Der ausschlaggebende Index wird laut Kultusministerium nach sozialen Aspekten vom Institut für Bildungsanalysen Baden-Württemberg entwickelt. Es fließen unter anderem Faktoren ein wie die Kaufkraft oder die Zahl der Sozialhilfeempfänger. Der Index soll passgenau Einfluss darauf haben, welche Ressourcen eine Schule zum Beispiel für Ausstattung oder Förderung erhält.
Der Grundschulverband Baden-Württemberg wirbt für das Sozialmodell. Die Ressourcen dürften aber nicht einfach umgelagert werden, sondern müssten »oben drauf kommen«, sagte Vorstand Edgar Bohn. Skeptischer äußert sich die Gewerkschaft Erziehung und Wissenschaft (GEW). Die Landesregierung könne mutiger sein, sagte die Landesvorsitzende Monika Stein. »Bisher will sie nur kleine Brötchen backen.« Um Ressourcen sozialindexbasiert verteilen zu können, müssten die entsprechenden Ressourcen zudem erst einmal vorhanden sein, kritisierte Stein. Es gebe an den Grundschulen aber nicht einmal genug Lehrkräfte für den Pflichtbereich.
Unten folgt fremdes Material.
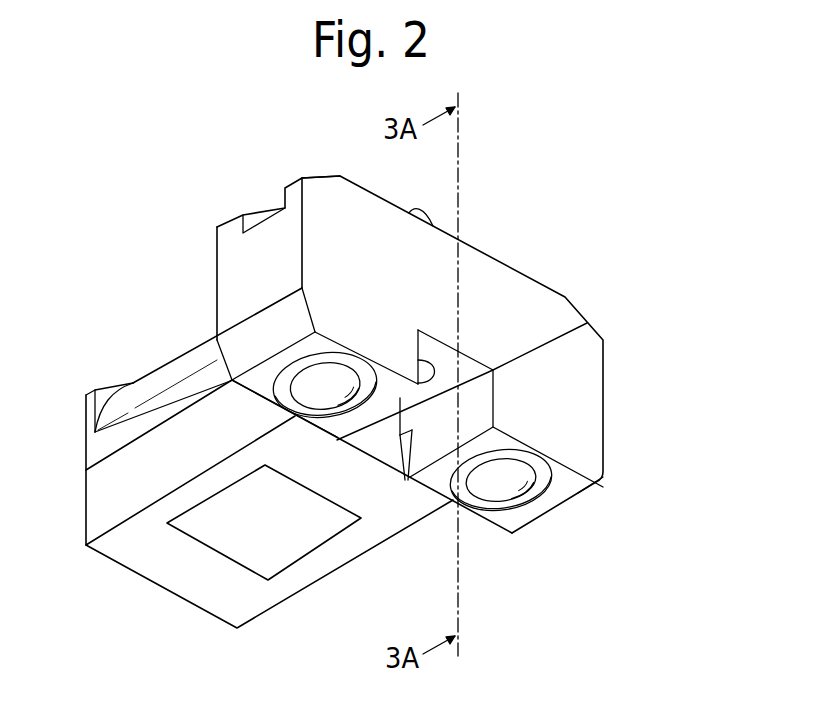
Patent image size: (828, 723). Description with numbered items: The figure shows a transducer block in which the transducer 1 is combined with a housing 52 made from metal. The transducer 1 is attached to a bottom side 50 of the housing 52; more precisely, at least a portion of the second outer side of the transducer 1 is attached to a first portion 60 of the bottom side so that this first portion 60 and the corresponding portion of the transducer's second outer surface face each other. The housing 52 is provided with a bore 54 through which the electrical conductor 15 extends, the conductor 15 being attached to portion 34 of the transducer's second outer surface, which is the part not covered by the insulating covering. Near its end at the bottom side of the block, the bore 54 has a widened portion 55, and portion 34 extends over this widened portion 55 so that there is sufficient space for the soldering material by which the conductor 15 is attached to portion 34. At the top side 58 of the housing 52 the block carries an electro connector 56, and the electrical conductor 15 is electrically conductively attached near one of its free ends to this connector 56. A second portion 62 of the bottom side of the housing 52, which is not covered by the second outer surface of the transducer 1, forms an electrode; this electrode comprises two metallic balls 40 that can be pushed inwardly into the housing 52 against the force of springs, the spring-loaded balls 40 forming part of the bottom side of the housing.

The transducer 1 is at (373, 401).
The electrical conductor 15 is at (403, 417).
The portion of the second outer surface 34 is at (393, 458).
The metallic balls 40 is at (528, 492).
The bottom side of the housing 50 is at (272, 365).
The housing 52 is at (530, 303).
The bore 54 is at (582, 330).
The widened portion of the bore 55 is at (483, 402).
The electro connector 56 is at (418, 211).
The top side of the housing 58 is at (352, 178).
The first portion of the bottom side of the housing 60 is at (220, 605).
The second portion of the bottom side of the housing 62 is at (580, 486).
Für den Verband Bildung und Erziehung (VBE) muss es landesweit multiprofessionelle Teams geben. Davon sei das Land aber »meilenweit entfernt«, sagte der VBE-Landesvorsitzende Gerhard Brand. Es seien 16 Modellschulen geplant, es gebe aber 2326 Grundschulen im Land. Außerdem müssten erst alle Schulen komplett mit Lehrerstellen ausgestattet sein. »Wenn dies gewährleistet ist, können wir über einen Sozialindex reden«, sagte Brand. Derzeit trügen fast alle Schulen wegen der Pandemiefolgen und der Integration von Flüchtlingskindern »ein immenses Zusatzpäckchen«.
Die VBE-Forderung dürfte sich aber als unrealistisch erweisen, denn nach einer Studie fehlen im Südwesten bis zum Jahr 2035 fast 17.000 Lehrerinnen und Lehrer. Wenn das Land seine Ziele bei den Grundschulen und der Integration von behinderten Kindern und Jugendlichen erreichen will, müssten sogar noch deutlich mehr Lehrkräfte eingestellt werden.
Deshalb schaut die SPD auf die Uhr: »Wenn der Ministerpräsident heute sagt, die Modellprojekte sollen erprobt werden und dann vielleicht im Jahr 2027 erste Ergebnisse liefern, dann geht noch eine ganze Grundschulgeneration durch die Schule, ohne ein einziges Unterstützungsangebot zu erhalten« bemängelte der SPD-Fraktionsvorsitzende Andreas Stoch.